Few areas of business escaped the chaos of the pandemic – and the finance function was no exception. The first national lockdown saw finance functions rapidly shift operations to remote working, with cash management and cash forecasting prioritised to ensure smooth operations in a time of crisis.
Now, with business confidence on the up and investment returning, CFOs are taking stock of the changes made to the finance function in a time of emergency, looking at whether those reforms can be retained and how efficiencies can be increased as the COVID-19 restrictions end.
What is clear is that the speed of transformation is unlikely to abate. “It is unlikely that any finance function will wholly go back to its former ways of working,” says Simon Hunt, Audit Partner and COO of PwC’s UK audit business. “Changes for individual financial functions depend on their starting point, their journey through the pandemic and where the wider organisation is in terms of its position post-pandemic. There's going to be a variety of different solutions and models that will evolve.”
Although considered slow adopters of newer technologies compared with other professions, finance teams were already stepping up the adoption of digital technology before the pandemic. The difference now is that digital transformation is no longer an option, but a necessity; the pandemic has accelerated the digital journey and given finance leaders confidence that the model can work.
“The pandemic shone a light on how reliant some organisations are on manual processes, as well as on key people in finance functions,” says Ian McBane, a partner at BDO.
While remote working became the default during the pandemic, the lifting of restrictions has seen many organisations – which adapted impressively quickly – offer finance teams remote or hybrid working options. To ensure long-term success in such ways of working, technology is critical – as well as people with the right skills, such as analysis and digital capabilities.
PwC’s COVID-19 Impact Survey found that greater use of collaborative technologies will remain, such as the video conferencing and cloud-based software tools that enabled finance teams to respond quickly to increased demands for analytic support around scenario planning, cash-flow forecasting and supply chain management during the pandemic.
In the past few decades, many finance functions have shifted to a hub model, with more international businesses moving to more geographically dispersed models, including offshoring, for cost-efficiency reasons. CFOs will currently be questioning whether those previous models are fit for purpose now, with the pros and cons of different models being more sharply articulated by the pandemic.

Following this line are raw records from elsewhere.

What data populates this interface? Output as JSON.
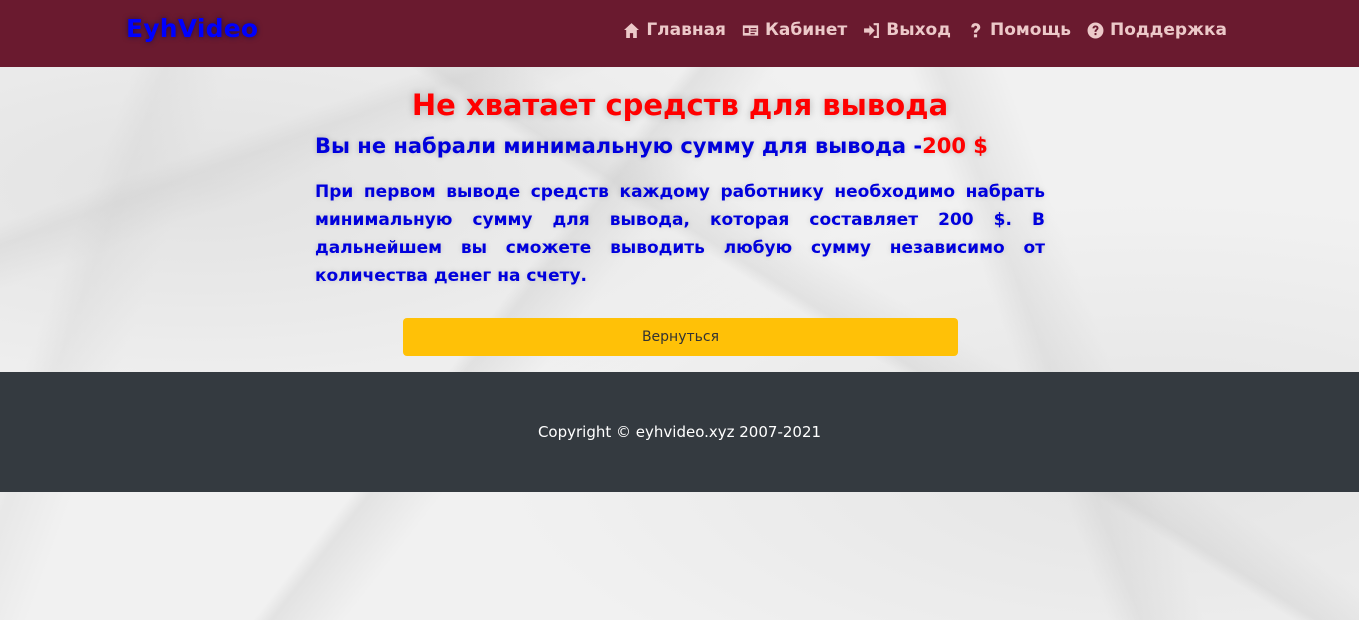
{
  "navbar": {
    "brand": "EyhVideo",
    "links": [
      {
        "label": "Главная",
        "icon": "home-icon"
      },
      {
        "label": "Кабинет",
        "icon": "id-card-icon"
      },
      {
        "label": "Выход",
        "icon": "sign-out-icon"
      },
      {
        "label": "Помощь",
        "icon": "question-icon"
      },
      {
        "label": "Поддержка",
        "icon": "question-circle-icon"
      }
    ]
  },
  "main": {
    "title": "Не хватает средств для вывода",
    "subtitle_text": "Вы не набрали минимальную сумму для вывода -",
    "subtitle_amount": "200 $",
    "paragraph": "При первом выводе средств каждому работнику необходимо набрать минимальную сумму для вывода, которая составляет 200 $. В дальнейшем вы сможете выводить любую сумму независимо от количества денег на счету.",
    "button_label": "Вернуться"
  },
  "footer": {
    "copyright": "Copyright © eyhvideo.xyz 2007-2021"
  },
  "colors": {
    "navbar": "#6a1a2f",
    "brand": "#0000ff",
    "title": "#ff0000",
    "text": "#0000dd",
    "button": "#ffc107",
    "footer": "#343a40"
  }
}
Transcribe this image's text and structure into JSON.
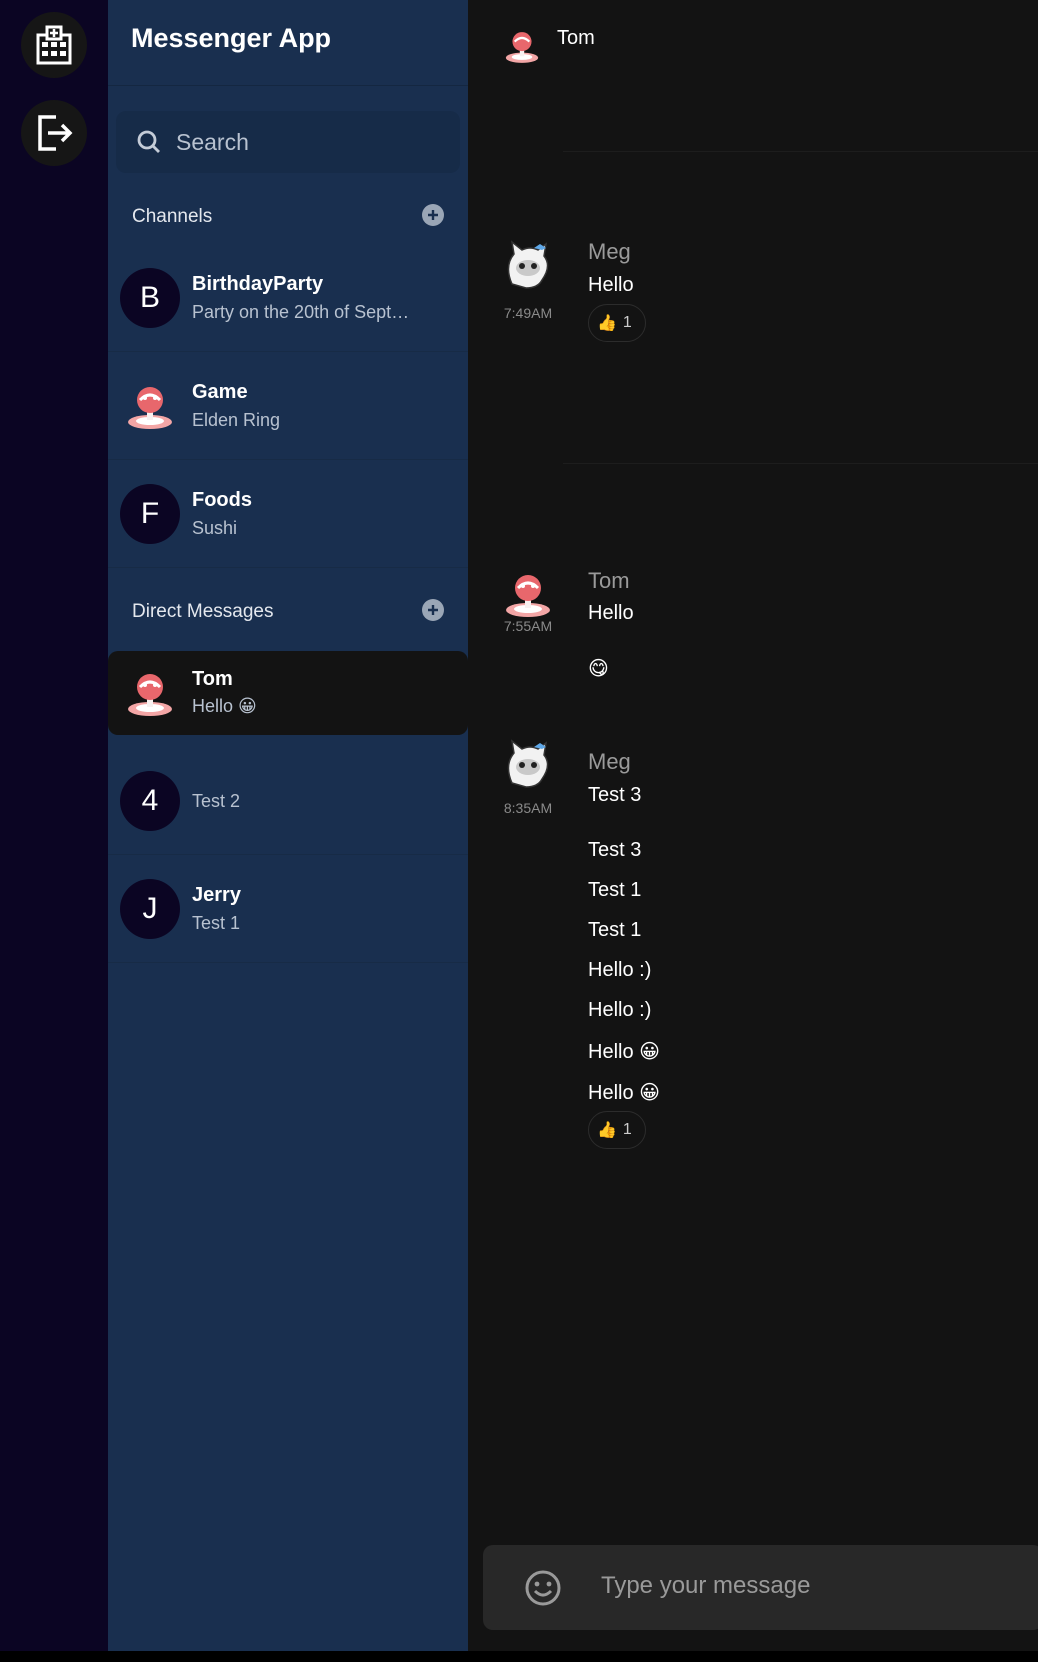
{
  "app": {
    "title": "Messenger App"
  },
  "rail": {
    "home_icon": "hospital-building-icon",
    "logout_icon": "logout-icon"
  },
  "search": {
    "placeholder": "Search"
  },
  "channels": {
    "label": "Channels",
    "items": [
      {
        "name": "BirthdayParty",
        "preview": "Party on the 20th of Sept…",
        "avatar_letter": "B"
      },
      {
        "name": "Game",
        "preview": "Elden Ring",
        "avatar_letter": ""
      },
      {
        "name": "Foods",
        "preview": "Sushi",
        "avatar_letter": "F"
      }
    ]
  },
  "direct_messages": {
    "label": "Direct Messages",
    "items": [
      {
        "name": "Tom",
        "preview": "Hello 😀",
        "avatar_letter": ""
      },
      {
        "name": "",
        "preview": "Test 2",
        "avatar_letter": "4"
      },
      {
        "name": "Jerry",
        "preview": "Test 1",
        "avatar_letter": "J"
      }
    ]
  },
  "chat": {
    "header_name": "Tom",
    "groups": [
      {
        "author": "Meg",
        "time": "7:49AM",
        "messages": [
          "Hello"
        ],
        "reaction": {
          "emoji": "👍",
          "count": "1"
        }
      },
      {
        "author": "Tom",
        "time": "7:55AM",
        "messages": [
          "Hello",
          "😋"
        ]
      },
      {
        "author": "Meg",
        "time": "8:35AM",
        "messages": [
          "Test 3",
          "Test 3",
          "Test 1",
          "Test 1",
          "Hello :)",
          "Hello :)",
          "Hello 😀",
          "Hello 😀"
        ],
        "reaction": {
          "emoji": "👍",
          "count": "1"
        }
      }
    ]
  },
  "composer": {
    "placeholder": "Type your message",
    "emoji_icon": "smiley-icon"
  },
  "colors": {
    "rail": "#0b0523",
    "sidebar": "#192f4f",
    "main": "#131313",
    "composer": "#282828"
  }
}
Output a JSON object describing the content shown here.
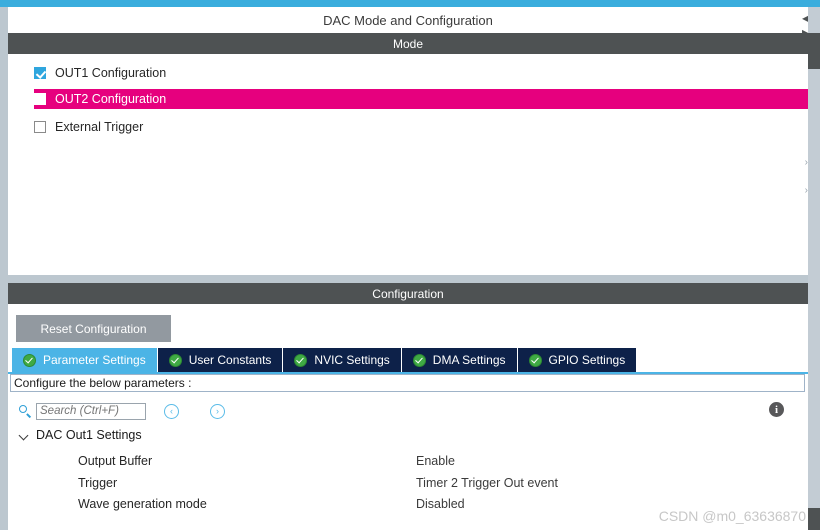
{
  "mode_panel": {
    "title": "DAC Mode and Configuration",
    "header": "Mode",
    "options": [
      {
        "label": "OUT1 Configuration",
        "checked": true,
        "selected": false
      },
      {
        "label": "OUT2 Configuration",
        "checked": false,
        "selected": true
      },
      {
        "label": "External Trigger",
        "checked": false,
        "selected": false
      }
    ]
  },
  "configuration_panel": {
    "header": "Configuration",
    "reset_button": "Reset Configuration",
    "tabs": [
      {
        "label": "Parameter Settings",
        "active": true,
        "icon": "green-check-icon"
      },
      {
        "label": "User Constants",
        "active": false,
        "icon": "green-check-icon"
      },
      {
        "label": "NVIC Settings",
        "active": false,
        "icon": "green-check-icon"
      },
      {
        "label": "DMA Settings",
        "active": false,
        "icon": "green-check-icon"
      },
      {
        "label": "GPIO Settings",
        "active": false,
        "icon": "green-check-icon"
      }
    ],
    "configure_bar": "Configure the below parameters :",
    "search": {
      "placeholder": "Search (Ctrl+F)",
      "value": "",
      "icon": "search-icon",
      "prev_icon": "‹",
      "next_icon": "›"
    },
    "info_icon_label": "i",
    "tree": {
      "group_label": "DAC Out1 Settings",
      "expanded": true,
      "rows": [
        {
          "name": "Output Buffer",
          "value": "Enable"
        },
        {
          "name": "Trigger",
          "value": "Timer 2 Trigger Out event"
        },
        {
          "name": "Wave generation mode",
          "value": "Disabled"
        }
      ]
    }
  },
  "watermark": "CSDN @m0_63636870",
  "colors": {
    "accent_blue": "#3aaddd",
    "selection_magenta": "#e6007e",
    "header_gray": "#4e5253",
    "tab_navy": "#0d2149",
    "tab_active_blue": "#4bb4e6",
    "check_green": "#3faa44",
    "checkbox_blue": "#2fa6de",
    "strip_gray": "#bcc7cf"
  }
}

“There is the resilience question,” Hunt says. “But you’ve also got a concentration question, which perhaps has been highlighted by pandemic risk. That can be dealt with by building resilience – making sure your teams can work in a variety of different ways. Or you can look at whether the function is too concentrated.”
He says that the pandemic has given finance leaders confidence in their ability to work in more geographically diverse and virtual ways – but that will depend on the organisation’s starting point.
Labour shortages also mean some form of flexible working is likely to remain for the near future. CFOs rate labour shortages as the greatest risk to business, according to Deloitte’s UK CFO survey Q4 2021. Finance functions are also evolving and adapting to the new climate.
Although almost half of the CFOs surveyed by Deloitte (46%) said that their businesses have faced significant or severe recruitment difficulties in the three months to December 2021, things are expected to improve in 2022. For now, though, employees hold all the cards, so business leaders need to retain some level of workplace flexibility.
Transformation, both digital and in terms of upskilling, will continue to flourish in the finance function post-COVID because finance leaders are focused on expansion, too, with a record 37% rating an increase in capital investment as a strong priority for their business in the next 12 months. An overwhelming majority of CFOs (94%) expect to invest more in digital technology, such as software, IT and the application of AI, with 77% investing in workforce skills, such as retraining and upskilling, over the next three years, compared with the years before the pandemic. Recruiting and upskilling for digital, cyber and analytical skills is also an aspect that is here to stay.
“More and more is landing on the CFO’s desk that is about reskilling and repositioning finance roles – whether it’s driving responsibility for people or culture, breaking down silos or environmental, social and governance. I don’t necessarily see finance teams shrinking, but people are doing more strategic and analytical work,” BDO’s McBane says.
What is benefiting the finance function and CFOs right now is the acknowledgment of the value of the function and how crucial it was in keeping businesses afloat during the pandemic. That will serve CFOs well as they adjust, adapt and invest in their finance teams.